Nel ricordare il 1° maggio nel 2017 ci sentiamo fortemente spiazzati, e non riusciamo a sentire questa data come una festa che ricorda momenti drammatici ma forieri di lotte, di riscatto e di progresso. Basta guardarci intorno per comprende quanto il mondo è cambiato, e in peggio, proprio sul tema fondativo dell'umanità che è il lavoro.

Per noi, che abbiamo letto e meditato su testi di autori lontani nel tempo (ma vicini alla verità) il lavoro è un valore, una dimensione essenziale dell'uomo, maschio o femmina che sia. È lo strumento che consente all'uomo, collaborante con i sui simili vicini o lontani nel tempo e nello spazio, di conoscere l'universo (quello della materialità come quello dello spirito e dei sentimenti) e a governarlo.

Nell'età lunga (troppo lunga) del capitalismo il sistema dominante ha condotto gli uomini a lavorare insieme, e a riconoscersi come una forza potenzialmente antagonista dello stesso sistema di cui facevano parte come sfruttati.
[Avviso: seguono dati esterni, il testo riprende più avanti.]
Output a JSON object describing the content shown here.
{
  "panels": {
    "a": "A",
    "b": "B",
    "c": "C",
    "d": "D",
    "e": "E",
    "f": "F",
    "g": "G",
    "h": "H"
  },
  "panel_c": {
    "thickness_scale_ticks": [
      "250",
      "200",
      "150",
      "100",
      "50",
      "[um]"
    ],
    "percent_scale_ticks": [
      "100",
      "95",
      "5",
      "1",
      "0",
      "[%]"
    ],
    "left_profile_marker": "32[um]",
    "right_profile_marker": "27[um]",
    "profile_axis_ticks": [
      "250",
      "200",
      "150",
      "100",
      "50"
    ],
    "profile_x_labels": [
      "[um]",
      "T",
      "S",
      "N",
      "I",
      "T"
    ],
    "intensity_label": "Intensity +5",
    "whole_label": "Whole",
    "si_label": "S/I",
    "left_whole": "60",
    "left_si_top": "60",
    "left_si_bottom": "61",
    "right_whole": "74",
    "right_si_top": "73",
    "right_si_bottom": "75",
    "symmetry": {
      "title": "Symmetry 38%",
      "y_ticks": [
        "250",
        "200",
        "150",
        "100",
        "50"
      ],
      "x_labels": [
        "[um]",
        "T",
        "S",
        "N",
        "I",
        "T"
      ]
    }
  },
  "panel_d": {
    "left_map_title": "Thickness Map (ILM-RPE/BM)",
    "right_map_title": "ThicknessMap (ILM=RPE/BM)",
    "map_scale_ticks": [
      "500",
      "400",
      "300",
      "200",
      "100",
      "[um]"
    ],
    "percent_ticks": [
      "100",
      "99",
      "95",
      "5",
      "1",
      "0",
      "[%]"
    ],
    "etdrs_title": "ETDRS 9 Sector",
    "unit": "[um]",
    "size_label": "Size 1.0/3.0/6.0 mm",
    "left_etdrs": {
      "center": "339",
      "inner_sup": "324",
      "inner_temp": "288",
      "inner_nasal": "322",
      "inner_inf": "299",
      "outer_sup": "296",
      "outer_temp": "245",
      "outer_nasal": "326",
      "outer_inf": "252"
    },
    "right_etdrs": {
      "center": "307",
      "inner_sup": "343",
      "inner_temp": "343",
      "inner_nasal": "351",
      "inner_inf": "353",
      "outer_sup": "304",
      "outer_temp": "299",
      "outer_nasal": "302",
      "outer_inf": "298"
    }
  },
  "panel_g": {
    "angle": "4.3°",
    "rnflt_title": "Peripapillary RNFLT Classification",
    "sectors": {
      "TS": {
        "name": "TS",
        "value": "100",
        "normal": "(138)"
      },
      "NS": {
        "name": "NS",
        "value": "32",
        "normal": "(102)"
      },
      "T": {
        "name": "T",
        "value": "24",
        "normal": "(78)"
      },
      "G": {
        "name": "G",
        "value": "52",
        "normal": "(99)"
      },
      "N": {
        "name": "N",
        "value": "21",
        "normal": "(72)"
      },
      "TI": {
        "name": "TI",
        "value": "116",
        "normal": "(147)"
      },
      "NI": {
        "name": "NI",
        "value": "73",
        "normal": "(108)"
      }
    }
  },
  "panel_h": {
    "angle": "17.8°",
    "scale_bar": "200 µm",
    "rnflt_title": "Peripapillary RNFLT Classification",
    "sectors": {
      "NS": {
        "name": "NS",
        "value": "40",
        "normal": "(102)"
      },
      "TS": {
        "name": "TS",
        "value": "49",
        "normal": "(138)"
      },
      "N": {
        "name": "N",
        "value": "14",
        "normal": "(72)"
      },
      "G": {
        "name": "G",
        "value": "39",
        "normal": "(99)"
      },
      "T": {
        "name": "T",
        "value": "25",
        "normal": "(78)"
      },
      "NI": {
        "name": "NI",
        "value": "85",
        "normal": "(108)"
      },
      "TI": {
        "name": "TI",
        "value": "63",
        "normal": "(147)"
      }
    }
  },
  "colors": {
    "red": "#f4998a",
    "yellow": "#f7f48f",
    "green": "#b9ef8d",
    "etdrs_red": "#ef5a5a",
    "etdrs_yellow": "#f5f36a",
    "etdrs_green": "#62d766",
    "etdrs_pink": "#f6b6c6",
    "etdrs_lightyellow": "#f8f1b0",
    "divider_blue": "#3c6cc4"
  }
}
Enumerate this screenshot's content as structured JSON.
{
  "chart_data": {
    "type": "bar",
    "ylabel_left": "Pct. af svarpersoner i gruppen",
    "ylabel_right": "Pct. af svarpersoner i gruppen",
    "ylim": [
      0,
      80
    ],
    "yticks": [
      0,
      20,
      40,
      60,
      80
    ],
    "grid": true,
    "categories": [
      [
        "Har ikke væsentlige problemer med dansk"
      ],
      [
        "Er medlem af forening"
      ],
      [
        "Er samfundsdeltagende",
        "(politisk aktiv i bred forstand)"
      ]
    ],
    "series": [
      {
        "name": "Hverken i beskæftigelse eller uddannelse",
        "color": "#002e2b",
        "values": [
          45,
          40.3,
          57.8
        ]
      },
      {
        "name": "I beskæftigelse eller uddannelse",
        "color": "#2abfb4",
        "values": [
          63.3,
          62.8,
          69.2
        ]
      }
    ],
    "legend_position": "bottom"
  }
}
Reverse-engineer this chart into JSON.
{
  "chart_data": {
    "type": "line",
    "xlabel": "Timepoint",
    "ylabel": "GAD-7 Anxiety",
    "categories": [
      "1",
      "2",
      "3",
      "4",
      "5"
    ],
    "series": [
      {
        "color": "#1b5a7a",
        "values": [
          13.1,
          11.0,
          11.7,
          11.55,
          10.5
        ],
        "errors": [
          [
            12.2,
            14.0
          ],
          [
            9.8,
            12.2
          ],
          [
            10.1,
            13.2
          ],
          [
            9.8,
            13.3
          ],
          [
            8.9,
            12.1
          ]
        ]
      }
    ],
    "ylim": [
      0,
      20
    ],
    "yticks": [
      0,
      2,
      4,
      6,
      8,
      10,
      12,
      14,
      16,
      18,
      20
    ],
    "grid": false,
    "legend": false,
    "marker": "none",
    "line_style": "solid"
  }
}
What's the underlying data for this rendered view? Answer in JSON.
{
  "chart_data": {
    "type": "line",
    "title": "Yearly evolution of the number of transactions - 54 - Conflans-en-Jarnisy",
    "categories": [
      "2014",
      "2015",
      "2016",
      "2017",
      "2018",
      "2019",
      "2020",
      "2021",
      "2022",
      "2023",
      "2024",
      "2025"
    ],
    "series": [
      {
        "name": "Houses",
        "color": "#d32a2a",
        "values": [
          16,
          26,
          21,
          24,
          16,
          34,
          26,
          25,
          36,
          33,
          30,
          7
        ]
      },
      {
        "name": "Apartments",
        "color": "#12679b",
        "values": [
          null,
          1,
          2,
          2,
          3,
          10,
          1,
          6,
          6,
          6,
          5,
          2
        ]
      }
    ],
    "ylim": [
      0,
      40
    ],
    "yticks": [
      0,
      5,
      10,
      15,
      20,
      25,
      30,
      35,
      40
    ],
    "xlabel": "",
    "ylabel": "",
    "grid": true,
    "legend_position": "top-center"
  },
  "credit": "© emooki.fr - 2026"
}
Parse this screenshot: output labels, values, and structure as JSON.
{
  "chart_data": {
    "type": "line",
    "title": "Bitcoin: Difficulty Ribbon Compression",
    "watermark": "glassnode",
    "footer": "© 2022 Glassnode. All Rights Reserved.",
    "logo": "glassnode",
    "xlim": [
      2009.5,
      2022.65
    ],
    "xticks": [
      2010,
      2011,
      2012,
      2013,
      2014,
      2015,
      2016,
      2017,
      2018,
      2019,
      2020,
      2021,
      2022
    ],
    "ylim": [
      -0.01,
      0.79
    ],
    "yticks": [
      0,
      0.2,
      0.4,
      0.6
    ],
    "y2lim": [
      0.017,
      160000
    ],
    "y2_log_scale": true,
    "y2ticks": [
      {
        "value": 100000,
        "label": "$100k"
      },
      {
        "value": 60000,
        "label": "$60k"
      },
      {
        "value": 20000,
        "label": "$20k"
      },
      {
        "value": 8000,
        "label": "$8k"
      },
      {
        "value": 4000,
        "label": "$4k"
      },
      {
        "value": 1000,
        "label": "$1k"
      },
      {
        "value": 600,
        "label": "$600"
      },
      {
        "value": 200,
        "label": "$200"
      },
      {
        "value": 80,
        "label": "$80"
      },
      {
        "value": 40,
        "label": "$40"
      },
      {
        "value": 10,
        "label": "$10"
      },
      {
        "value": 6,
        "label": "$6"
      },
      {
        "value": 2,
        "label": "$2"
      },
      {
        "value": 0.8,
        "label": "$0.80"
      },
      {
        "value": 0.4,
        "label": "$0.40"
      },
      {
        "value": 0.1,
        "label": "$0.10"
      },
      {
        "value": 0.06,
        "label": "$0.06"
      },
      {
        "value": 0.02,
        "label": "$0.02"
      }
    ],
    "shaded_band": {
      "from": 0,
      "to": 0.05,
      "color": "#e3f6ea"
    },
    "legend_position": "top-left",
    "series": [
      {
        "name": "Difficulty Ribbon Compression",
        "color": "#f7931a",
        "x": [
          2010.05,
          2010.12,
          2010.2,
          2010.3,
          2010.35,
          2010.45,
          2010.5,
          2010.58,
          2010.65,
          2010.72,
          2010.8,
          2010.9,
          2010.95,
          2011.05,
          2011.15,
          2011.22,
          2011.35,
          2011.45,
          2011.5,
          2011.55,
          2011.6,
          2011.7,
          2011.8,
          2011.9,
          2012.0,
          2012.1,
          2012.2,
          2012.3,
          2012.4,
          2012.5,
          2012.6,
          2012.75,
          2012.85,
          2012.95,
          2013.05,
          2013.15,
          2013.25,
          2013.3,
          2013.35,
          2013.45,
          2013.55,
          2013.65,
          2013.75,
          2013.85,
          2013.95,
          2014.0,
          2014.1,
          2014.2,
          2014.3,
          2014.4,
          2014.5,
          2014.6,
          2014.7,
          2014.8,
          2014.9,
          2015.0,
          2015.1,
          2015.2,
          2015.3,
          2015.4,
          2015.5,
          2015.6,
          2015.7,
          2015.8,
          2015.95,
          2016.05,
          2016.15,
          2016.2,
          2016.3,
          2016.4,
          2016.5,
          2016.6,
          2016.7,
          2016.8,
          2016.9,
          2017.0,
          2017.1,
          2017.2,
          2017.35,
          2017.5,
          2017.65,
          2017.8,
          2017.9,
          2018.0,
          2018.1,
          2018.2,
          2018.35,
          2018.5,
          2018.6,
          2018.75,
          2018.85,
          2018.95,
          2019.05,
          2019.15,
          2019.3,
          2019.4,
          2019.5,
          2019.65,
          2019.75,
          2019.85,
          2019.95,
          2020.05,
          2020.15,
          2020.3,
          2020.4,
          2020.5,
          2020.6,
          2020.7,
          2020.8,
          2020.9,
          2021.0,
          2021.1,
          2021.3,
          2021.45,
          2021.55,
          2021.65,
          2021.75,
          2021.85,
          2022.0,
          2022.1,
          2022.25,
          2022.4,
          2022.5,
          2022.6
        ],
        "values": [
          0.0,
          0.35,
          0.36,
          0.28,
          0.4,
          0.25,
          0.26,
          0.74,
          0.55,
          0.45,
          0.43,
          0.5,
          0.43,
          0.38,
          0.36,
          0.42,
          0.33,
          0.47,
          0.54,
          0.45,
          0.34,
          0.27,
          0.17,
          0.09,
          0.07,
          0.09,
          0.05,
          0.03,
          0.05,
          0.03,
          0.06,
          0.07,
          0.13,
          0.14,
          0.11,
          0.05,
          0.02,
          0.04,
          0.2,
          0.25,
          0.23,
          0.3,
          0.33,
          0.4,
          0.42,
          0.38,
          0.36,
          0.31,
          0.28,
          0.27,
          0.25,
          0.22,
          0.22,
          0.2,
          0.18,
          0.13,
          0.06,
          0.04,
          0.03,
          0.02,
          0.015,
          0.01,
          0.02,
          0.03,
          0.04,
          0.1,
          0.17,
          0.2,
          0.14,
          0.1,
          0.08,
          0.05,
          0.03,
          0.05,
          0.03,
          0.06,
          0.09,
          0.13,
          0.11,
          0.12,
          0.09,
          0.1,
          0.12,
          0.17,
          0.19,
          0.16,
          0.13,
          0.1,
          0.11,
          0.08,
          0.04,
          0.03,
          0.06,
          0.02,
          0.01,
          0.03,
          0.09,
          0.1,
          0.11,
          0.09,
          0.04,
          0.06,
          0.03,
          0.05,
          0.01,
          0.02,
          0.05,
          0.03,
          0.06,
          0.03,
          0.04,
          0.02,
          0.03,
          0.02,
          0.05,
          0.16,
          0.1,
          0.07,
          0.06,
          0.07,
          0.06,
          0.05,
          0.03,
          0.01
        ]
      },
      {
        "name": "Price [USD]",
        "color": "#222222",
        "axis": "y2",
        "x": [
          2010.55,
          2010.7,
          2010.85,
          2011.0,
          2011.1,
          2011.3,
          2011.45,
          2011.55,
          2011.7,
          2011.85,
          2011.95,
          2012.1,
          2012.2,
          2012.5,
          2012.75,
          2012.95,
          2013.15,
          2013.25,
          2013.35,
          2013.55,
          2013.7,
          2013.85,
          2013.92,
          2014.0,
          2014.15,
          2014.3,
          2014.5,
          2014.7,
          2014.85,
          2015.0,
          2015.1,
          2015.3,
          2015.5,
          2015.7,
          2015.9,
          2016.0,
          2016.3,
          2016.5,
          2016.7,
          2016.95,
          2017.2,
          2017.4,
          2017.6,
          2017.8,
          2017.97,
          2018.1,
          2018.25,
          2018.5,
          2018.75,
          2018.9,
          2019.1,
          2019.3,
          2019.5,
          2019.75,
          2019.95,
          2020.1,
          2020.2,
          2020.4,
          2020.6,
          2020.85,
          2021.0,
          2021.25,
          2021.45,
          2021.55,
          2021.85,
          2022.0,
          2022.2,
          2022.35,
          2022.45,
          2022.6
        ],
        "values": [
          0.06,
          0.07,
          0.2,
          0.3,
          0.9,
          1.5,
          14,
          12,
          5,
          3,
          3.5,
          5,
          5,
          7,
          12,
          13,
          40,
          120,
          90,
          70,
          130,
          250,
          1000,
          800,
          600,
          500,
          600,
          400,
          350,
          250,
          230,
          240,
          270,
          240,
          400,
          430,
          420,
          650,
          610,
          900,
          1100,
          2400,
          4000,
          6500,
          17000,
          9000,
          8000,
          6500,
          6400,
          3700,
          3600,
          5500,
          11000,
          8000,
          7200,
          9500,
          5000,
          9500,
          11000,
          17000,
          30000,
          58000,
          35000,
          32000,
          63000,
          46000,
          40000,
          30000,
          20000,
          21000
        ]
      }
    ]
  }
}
I secoli che abbiamo alle nostre spalle sono interamente intessuti dalle vicende di quell’antagonismo, e dei successi e insuccessi delle parti in conflitto.

Oggi questa data ci fa riflettere sul che cosa abbiamo ottenuto e che cosa abbiamo perso. Dobbiamo però precisare quale attore vogliamo essere in questa riflessione: se vogliamo essere il cittadino dei paesi del benessere, e se in questo ambito vogliamo indossare l’abito e il punto di vista del ricco, oppure del benestante, o del povero. Una scelta simile dovremmo fare anche se volessimo collocarci al di fuori dei paesi del benessere: anche lì ci sono le differenze, le “classi”.

Cercheremo oggi di metterci nella collocazione di quelli che sono di più, della moltitudine, così le nostre considerazioni avranno un maggiore valore statistico. Come nell’Inferno dantesco, troveremo nostri simili in vari gironi: nell’infimo i profughi, quelli che oltre al lavoro hanno perso la casa, la terra, il cibo, la libertà; un po’ più su, gli schiavi: quelli che sono obbligati a svolgere lavori, ma privati di ogni scelta circa le sue condizioni, retribuzioni, tempi; e a rischio di perdere – se lo rifiutano – anche il luogo ove vivere. 

Ancora un pò più su i precari, quelli che non possono investire il loro tempo e la loro attività in un progetto di apprendimento e crescita, ma devono essere pronti in ogni momento della loro vita a mutare mansione, settore, località, padrone, compenso. Quelli, infine, cui la relativa stabilità nel posto, nel ruolo, nel salario non è messa a riparo dalla crisi e dall’interruzione definitiva e senza domani (salvo a ricadere nei cerchi più vicini al cuore dell’inferno).

Descritto l’inferno, ci manca di raccontare chi è il demonio. Non vi è dubbio che si tratti di quel neoliberismo che già nelle sue riflessioni iniziali poneva al primo piano la riduzione del peso sociale del lavoro. E ricordiamo allora, visto che la data corrisponde, che proprio oggi, 1° maggio 2017 circa 2 milioni di italiani festeggiano l’ulteriore vittoria di uno dei più titolati traduttori del pensiero neoliberista in FARE, Matteo Renzi.